Star Trek Discovery

Nach neun Folgen mag ich aus reinem Kommunikationsbedürfnis kurz was über die neuen Folgen von Star Trek Discovery erzählen. Spoiler wird es keine geben… (soweit der Plan… Obi Wan stirbt…)

Aber zurück. Aktuell sind neun Folgen produziert, die je eine Stunde brauchen. Also eine Serie, die selbst ich mal schaffe durchzuschauen. Die Geschichte beginnt ein paar Jahre vor Raumschiff Enterprise, hat aber faktisch kaum Bezüge dazu. Traditionelle Merkmale wie Warp-Antrieb, Phaser, Vulkanier und Klingonen sind dabei.

Ein Highlight sind die Dialoge auf klingonisch. Laut Wikipedia kann man diese Dialoge nun in der Geschichte der Star Trek Verfilmungen zum ersten Mal als echt klingonisch bezeichnen. Klingonische Fachexperten haben die Dialoge geschrieben und es ist kein zufälliges Gegrunze mehr. Nebenbei wurden scheinbar alle Klingonen einer OP unterzogen.

Die neuen Klingonen wirken wesentlich unsympathisch und dreckiger als die traditionellen.
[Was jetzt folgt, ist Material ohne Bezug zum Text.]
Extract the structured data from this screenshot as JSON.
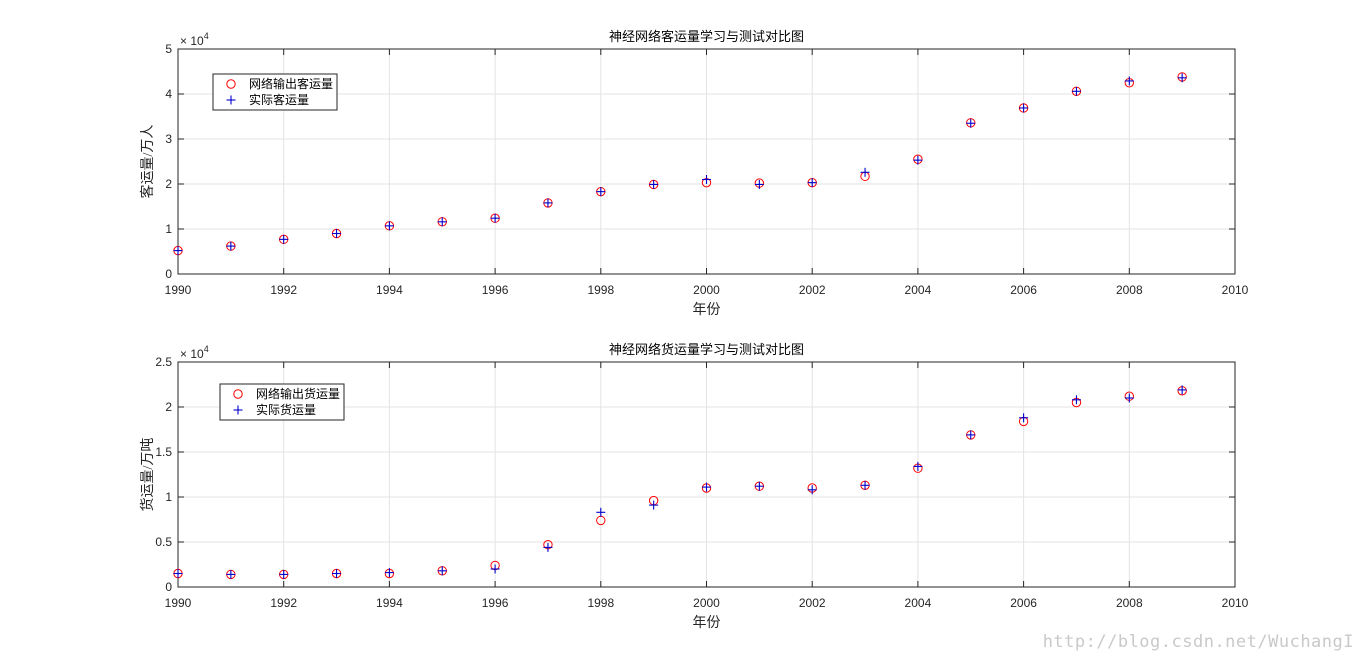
{
  "chart_data": [
    {
      "type": "scatter",
      "title": "神经网络客运量学习与测试对比图",
      "xlabel": "年份",
      "ylabel": "客运量/万人",
      "exponent_base": "× 10",
      "exponent_power": "4",
      "xlim": [
        1990,
        2010
      ],
      "ylim": [
        0,
        5
      ],
      "xticks": [
        "1990",
        "1992",
        "1994",
        "1996",
        "1998",
        "2000",
        "2002",
        "2004",
        "2006",
        "2008",
        "2010"
      ],
      "yticks": [
        "0",
        "1",
        "2",
        "3",
        "4",
        "5"
      ],
      "grid": true,
      "legend_position": "top-left",
      "x": [
        1990,
        1991,
        1992,
        1993,
        1994,
        1995,
        1996,
        1997,
        1998,
        1999,
        2000,
        2001,
        2002,
        2003,
        2004,
        2005,
        2006,
        2007,
        2008,
        2009
      ],
      "series": [
        {
          "name": "网络输出客运量",
          "marker": "circle",
          "color": "#ff0000",
          "values": [
            0.52,
            0.62,
            0.77,
            0.9,
            1.07,
            1.16,
            1.24,
            1.58,
            1.83,
            1.99,
            2.03,
            2.02,
            2.03,
            2.17,
            2.55,
            3.36,
            3.69,
            4.06,
            4.25,
            4.38
          ]
        },
        {
          "name": "实际客运量",
          "marker": "plus",
          "color": "#0000cc",
          "values": [
            0.52,
            0.62,
            0.77,
            0.9,
            1.07,
            1.16,
            1.24,
            1.58,
            1.83,
            1.99,
            2.1,
            1.99,
            2.03,
            2.26,
            2.53,
            3.35,
            3.69,
            4.06,
            4.29,
            4.36
          ]
        }
      ]
    },
    {
      "type": "scatter",
      "title": "神经网络货运量学习与测试对比图",
      "xlabel": "年份",
      "ylabel": "货运量/万吨",
      "exponent_base": "× 10",
      "exponent_power": "4",
      "xlim": [
        1990,
        2010
      ],
      "ylim": [
        0,
        2.5
      ],
      "xticks": [
        "1990",
        "1992",
        "1994",
        "1996",
        "1998",
        "2000",
        "2002",
        "2004",
        "2006",
        "2008",
        "2010"
      ],
      "yticks": [
        "0",
        "0.5",
        "1",
        "1.5",
        "2",
        "2.5"
      ],
      "grid": true,
      "legend_position": "top-left",
      "x": [
        1990,
        1991,
        1992,
        1993,
        1994,
        1995,
        1996,
        1997,
        1998,
        1999,
        2000,
        2001,
        2002,
        2003,
        2004,
        2005,
        2006,
        2007,
        2008,
        2009
      ],
      "series": [
        {
          "name": "网络输出货运量",
          "marker": "circle",
          "color": "#ff0000",
          "values": [
            0.15,
            0.14,
            0.14,
            0.15,
            0.15,
            0.18,
            0.24,
            0.47,
            0.74,
            0.96,
            1.1,
            1.12,
            1.1,
            1.13,
            1.32,
            1.69,
            1.84,
            2.05,
            2.12,
            2.18
          ]
        },
        {
          "name": "实际货运量",
          "marker": "plus",
          "color": "#0000cc",
          "values": [
            0.15,
            0.14,
            0.14,
            0.15,
            0.16,
            0.18,
            0.2,
            0.44,
            0.83,
            0.91,
            1.11,
            1.12,
            1.08,
            1.13,
            1.34,
            1.69,
            1.88,
            2.08,
            2.1,
            2.19
          ]
        }
      ]
    }
  ],
  "watermark": "http://blog.csdn.net/WuchangI"
}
Die Geschichte handelt von der USS Discovery mit einem neuartigen Antrieb, die nebenbei Schlüsselelement im Kampf gegen die Klingonen gibt. Herausstechend sind dabei die vielen Nahkämpfe (ohne Laser-Schwerter, dafür mit Fäusten, Klingonenschwerter oder Phasern). Klassische Raumschiffkämpfe gibt es natürlich auch, allerdings nicht im statischen Kampf (Phaser, Phase, Schilde auf 20%, Photonentorpedo, die Schilde sind auf 0%, Hüllenbruch auf Deck 3, 4, 5, arghhhh), sondern mit dynamischen Flugmanövern gezeigt (ohne Tie Fighter).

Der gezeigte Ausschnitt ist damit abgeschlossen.